What exactly drives that channel remains unclear. The researchers note that tariff announcements often coincide with falling stock prices and spikes in market volatility, suggesting a possible link between uncertainty and weaker economic sentiment. Tariffs may also depress asset prices or alter wage bargaining dynamics. But the paper stops short of identifying the mechanism definitively.
The authors also found that:
- Stock prices tend to fall after tariff hikes.
- Market volatility tends to rise.
- Tariff announcements may tighten financial conditions or depress household wealth.
A Blow to the Economic Establishment
The implications are far-reaching.
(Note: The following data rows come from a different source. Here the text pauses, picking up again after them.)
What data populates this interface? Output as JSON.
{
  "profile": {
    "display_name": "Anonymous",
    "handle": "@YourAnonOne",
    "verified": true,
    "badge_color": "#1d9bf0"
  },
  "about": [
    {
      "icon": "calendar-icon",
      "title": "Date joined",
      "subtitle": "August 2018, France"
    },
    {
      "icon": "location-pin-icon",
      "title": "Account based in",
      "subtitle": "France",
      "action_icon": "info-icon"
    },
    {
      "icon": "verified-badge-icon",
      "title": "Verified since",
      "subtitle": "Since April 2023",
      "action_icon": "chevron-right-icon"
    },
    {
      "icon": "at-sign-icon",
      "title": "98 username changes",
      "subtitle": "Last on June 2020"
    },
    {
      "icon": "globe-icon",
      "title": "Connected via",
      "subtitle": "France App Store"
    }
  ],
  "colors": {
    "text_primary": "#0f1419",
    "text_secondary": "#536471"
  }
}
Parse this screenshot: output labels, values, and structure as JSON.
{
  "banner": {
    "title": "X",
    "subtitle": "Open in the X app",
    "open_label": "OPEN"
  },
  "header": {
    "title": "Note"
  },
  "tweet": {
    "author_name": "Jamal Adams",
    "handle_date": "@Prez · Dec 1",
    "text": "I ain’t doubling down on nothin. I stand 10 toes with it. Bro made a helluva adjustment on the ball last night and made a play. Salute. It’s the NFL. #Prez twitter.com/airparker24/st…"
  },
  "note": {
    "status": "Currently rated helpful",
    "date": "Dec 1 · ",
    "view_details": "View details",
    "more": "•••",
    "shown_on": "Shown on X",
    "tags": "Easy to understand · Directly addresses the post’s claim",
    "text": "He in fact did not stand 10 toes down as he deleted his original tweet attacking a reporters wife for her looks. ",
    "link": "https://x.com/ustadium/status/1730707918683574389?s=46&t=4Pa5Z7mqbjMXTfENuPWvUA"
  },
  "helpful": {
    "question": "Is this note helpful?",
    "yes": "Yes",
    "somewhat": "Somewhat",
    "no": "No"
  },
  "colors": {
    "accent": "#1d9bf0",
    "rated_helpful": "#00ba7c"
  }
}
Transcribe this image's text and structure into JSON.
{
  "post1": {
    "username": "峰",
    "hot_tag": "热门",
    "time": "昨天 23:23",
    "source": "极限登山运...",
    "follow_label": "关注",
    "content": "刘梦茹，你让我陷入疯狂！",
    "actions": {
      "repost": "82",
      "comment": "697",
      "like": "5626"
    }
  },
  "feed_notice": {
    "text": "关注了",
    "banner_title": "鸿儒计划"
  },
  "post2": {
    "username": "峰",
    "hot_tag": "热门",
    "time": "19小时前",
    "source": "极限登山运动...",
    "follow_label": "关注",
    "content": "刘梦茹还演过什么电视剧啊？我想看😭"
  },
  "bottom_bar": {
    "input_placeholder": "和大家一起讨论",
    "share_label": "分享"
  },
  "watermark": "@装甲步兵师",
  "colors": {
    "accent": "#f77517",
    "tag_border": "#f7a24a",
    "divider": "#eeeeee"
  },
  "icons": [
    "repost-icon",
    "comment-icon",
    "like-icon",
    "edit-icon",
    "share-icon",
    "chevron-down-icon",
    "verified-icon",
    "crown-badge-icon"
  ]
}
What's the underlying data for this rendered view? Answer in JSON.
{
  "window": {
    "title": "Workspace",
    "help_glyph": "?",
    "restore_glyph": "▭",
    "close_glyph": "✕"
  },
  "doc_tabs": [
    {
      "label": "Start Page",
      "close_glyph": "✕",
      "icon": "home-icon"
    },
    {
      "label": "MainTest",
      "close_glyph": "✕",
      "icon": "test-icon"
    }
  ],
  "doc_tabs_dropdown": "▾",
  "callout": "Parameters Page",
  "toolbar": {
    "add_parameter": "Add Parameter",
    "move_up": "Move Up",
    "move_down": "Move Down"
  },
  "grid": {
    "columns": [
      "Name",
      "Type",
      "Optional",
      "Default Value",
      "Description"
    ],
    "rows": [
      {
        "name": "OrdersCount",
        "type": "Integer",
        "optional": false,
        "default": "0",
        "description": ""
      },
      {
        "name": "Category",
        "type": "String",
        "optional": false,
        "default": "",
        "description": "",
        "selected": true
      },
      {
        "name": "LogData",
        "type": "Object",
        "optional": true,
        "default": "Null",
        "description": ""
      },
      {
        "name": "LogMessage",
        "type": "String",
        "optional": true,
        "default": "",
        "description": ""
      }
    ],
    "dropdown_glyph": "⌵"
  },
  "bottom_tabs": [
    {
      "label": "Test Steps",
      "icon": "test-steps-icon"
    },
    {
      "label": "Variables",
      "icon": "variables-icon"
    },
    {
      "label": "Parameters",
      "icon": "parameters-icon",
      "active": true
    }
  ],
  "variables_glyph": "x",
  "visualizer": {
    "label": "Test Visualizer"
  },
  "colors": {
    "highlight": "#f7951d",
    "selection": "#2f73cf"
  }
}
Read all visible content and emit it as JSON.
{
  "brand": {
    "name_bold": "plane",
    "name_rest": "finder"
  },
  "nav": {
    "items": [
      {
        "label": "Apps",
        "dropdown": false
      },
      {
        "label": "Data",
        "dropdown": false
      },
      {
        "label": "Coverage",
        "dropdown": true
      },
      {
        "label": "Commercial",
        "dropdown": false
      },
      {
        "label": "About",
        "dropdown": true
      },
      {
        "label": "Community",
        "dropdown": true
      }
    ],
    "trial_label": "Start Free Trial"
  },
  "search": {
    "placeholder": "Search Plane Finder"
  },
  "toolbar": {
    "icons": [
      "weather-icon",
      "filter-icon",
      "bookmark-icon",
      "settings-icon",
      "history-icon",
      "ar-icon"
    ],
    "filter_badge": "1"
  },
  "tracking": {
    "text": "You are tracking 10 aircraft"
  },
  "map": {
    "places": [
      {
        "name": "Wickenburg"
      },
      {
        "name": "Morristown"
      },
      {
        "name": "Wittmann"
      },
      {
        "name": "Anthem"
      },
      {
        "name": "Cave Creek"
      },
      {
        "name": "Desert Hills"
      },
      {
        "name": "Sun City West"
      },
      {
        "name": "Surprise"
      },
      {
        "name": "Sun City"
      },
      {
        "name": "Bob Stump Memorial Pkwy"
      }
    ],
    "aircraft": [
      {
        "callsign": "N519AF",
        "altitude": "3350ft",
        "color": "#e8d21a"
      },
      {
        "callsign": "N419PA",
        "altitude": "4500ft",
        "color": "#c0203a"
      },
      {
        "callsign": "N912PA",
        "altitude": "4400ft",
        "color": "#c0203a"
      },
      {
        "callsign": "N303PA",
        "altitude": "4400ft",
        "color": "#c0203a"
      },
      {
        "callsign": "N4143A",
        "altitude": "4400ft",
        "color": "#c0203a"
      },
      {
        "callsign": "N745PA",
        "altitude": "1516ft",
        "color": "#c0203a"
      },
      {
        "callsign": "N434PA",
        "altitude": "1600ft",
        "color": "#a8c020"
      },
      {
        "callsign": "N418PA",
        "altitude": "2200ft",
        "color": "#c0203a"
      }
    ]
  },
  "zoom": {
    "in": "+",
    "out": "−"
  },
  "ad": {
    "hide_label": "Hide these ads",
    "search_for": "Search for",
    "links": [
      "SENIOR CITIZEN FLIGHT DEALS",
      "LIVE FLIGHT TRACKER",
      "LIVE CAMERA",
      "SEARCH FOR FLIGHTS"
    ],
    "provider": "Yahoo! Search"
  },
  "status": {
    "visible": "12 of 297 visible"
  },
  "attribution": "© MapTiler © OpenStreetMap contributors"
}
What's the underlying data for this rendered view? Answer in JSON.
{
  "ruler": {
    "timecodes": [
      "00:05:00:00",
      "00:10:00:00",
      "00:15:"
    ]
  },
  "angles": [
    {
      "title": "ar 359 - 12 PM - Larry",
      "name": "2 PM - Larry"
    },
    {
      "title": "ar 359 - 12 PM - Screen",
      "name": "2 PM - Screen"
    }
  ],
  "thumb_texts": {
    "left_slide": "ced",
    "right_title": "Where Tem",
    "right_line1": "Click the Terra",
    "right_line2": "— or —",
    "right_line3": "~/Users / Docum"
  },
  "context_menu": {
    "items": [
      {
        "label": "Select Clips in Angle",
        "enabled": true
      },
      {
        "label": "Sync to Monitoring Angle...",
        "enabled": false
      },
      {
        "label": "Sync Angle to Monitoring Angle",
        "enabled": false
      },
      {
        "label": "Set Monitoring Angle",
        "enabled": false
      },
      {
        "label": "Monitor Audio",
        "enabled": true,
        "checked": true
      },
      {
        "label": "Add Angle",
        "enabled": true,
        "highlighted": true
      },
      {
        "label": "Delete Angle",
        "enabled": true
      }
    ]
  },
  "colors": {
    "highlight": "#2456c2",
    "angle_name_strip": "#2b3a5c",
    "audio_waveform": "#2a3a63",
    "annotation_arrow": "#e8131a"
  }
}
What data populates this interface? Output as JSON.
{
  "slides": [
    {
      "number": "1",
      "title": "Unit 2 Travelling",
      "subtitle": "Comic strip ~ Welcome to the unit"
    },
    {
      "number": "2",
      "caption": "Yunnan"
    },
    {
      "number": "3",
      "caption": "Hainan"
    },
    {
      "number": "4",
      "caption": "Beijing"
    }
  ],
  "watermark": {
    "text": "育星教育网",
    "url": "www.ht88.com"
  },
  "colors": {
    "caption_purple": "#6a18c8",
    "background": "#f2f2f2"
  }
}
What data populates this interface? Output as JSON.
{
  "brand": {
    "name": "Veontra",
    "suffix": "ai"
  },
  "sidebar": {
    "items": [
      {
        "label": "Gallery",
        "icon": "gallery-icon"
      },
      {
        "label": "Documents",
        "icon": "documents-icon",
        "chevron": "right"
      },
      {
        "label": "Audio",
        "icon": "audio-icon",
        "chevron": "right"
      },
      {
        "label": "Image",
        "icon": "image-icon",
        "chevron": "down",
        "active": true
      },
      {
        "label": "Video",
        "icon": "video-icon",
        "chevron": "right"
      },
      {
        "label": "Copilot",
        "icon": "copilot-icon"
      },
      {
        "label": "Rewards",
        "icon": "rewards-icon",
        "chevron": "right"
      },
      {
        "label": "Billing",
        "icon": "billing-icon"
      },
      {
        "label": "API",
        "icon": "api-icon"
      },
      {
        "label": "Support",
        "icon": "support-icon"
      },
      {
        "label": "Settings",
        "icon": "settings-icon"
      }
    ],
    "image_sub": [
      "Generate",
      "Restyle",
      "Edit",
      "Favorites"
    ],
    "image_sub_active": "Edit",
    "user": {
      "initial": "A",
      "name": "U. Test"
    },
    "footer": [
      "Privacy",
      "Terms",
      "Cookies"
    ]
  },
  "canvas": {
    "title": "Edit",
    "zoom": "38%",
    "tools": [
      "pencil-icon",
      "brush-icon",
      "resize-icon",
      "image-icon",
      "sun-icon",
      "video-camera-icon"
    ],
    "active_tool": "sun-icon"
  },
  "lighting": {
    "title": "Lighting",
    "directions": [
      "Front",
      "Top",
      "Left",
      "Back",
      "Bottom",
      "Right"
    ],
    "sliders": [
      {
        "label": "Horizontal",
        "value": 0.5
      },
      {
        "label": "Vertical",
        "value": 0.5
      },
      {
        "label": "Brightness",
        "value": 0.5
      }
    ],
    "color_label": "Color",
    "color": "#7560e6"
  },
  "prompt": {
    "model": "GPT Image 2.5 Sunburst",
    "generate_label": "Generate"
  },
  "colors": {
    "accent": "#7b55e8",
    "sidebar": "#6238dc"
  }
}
For decades, opponents of tariffs have argued that they operate as a regressive “tax on consumers.” During the 2024 presidential campaign, Kamala Harris frequently described Trump’s proposed tariffs as a national sales tax that would raise prices for American families.
The new evidence does not support that claim.
Instead, the study suggests the core inflation argument against tariffs – long treated as dispositive in policy debates – was never empirically grounded. Barnichon and Singh note that surprisingly little macroeconomic research has been conducted on tariff effects, and that much of the conventional wisdom rested on theoretical assumptions rather than historical evidence.
The authors are careful not to endorse any political position, and do not evaluate Trump’s trade policy directly. But their findings significantly weaken the strongest criticisms leveled against Trump’s tariff program: that it would intensify inflation.
Did the Fed Misread Tariffs?
The findings also raise uncomfortable questions for the Federal Reserve.
Throughout 2025, several Fed officials warned that tariff hikes risked fueling inflation, and the central bank slowed the pace of rate cuts in part because of those concerns. But if tariffs historically lower inflation, then a textbook monetary response would have been to ease, not hold firm.
While the authors acknowledge that evidence from the modern era is less precise, their overall thesis (which will probably be buried) is clear: higher tariffs correlate with lower inflation and weaker economic activity.
What emerges is a fundamentally revised picture of tariff dynamics – which poses a challenge to models used by economists and central bankers that have underpinned inflation forecasts for rate decisions.